For the rest of the day, I thought about Meier's column and its implications for our generation. She had raised a serious question: In this post-feminist age, 30 years after the apex of the women's movement, why are many girls so eager to participate in their own oppression? After all, this generation of girls hasn't experienced the level of institutionalized sexism imposed on our mothers and grandmothers -the type that barred women from law school and viewed marital rape as a conjugal right. Today, we have very few legal restraints on our freedoms. We can own property, join the military and pursue any college degree we choose.
But with our hard-won liberty, another phenomenon has exploded: women, with little coercion from men, sexually exploiting themselves. After reading Meier's column, I just happened to turn on MTV -one of the most popular networks with the college crowd. The screen was instantly filled with bikini-clad women gyrating beside a pool. Anyone who has seen a movie or opened a magazine lately knows what I'm talking about. But why is this happening now?

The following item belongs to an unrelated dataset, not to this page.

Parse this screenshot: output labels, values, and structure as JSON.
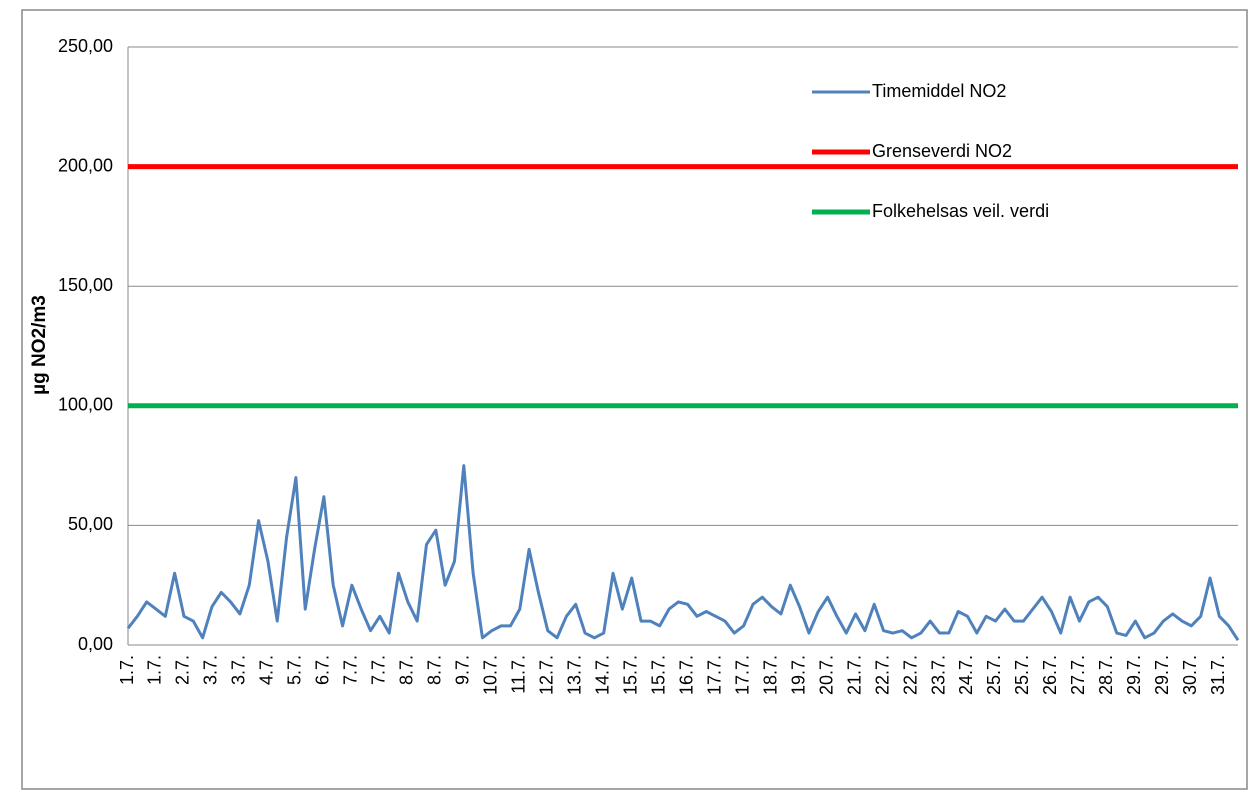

There's no doubt that the cultural pollution known as wet T-shirt contests, exhibitionist music videos and Girls Gone Wild is unique to the post-feminist generation. My mother, who graduated from high school before Gloria Steinem was a household name, says that when she was young no man had the audacity to advertise a wet T-shirt contest -and no reputable woman would dare participate. It was not until after the women's movement that such behavior became socially acceptable. This irony was mind-boggling to me.
A few months ago, after my first women's studies course, I began to entertain a theory. By denouncing sexual morality as a form of oppression, the feminists of the 1960s encouraged women to take part in the reckless sexuality and self-degradation that is so prevalent today.
Writer Nancy Linn-Desmond once said that Easy is an adjective used to describe a woman who has the sexual morals of a man. This belief was common among feminists. They had great disdain for chastity because they saw it as a tool to keep women from demonstrating their sexuality. Several feminists suggested that women should abandon restraint and have sex like men. With this new world view, a promiscuous woman was liberated
not bound to any moral code concerning sex. A woman who posed topless was celebrating her body.
Then the movement for libertine sexuality degenerated into the mess it is today.
The current chaos is likely an unintended consequence of feminism. We have a lot to thank the women's movement for, and I'm sure it was never the feminists' intention to harm women. But the sooner we acknowledge reality, the sooner we can work toward a new feminism -one that teaches women to value their sexuality enough to share it only with a precious few, not with a jeering audience or a TV camera. Men must be held to an equally high moral standard.
It won't be easy. I understand that there is still enormous pressure for girls to be validated by sexual attention, because I have experienced it. As a younger girl I made plenty of bad decisions in order to gain acceptance from men -decisions I regret now. Most of my friends have similar stories, and it's embarrassing to admit that we gave in to the pressure. But at least we can try to change things for the next generation of girls.
The first thing women have to do -something I didn't do until recently -is wake up. All women should feel the anger I felt after I read an upbeat article about a Playboy bunny in CosmoGirl, a magazine geared toward the under-18 crowd. The Playboy bunny sang the praises of posing nude in a men's magazine, claiming it empowered her because she chose to do it.
This is the Big Lie that my generation has heard all their lives: As long as it's your choice, exploitation can be empowering. The lie is beneficial to men looking for a cheap sexual experience. Unfortunately, it hasn't done much for the girls who are made to believe it.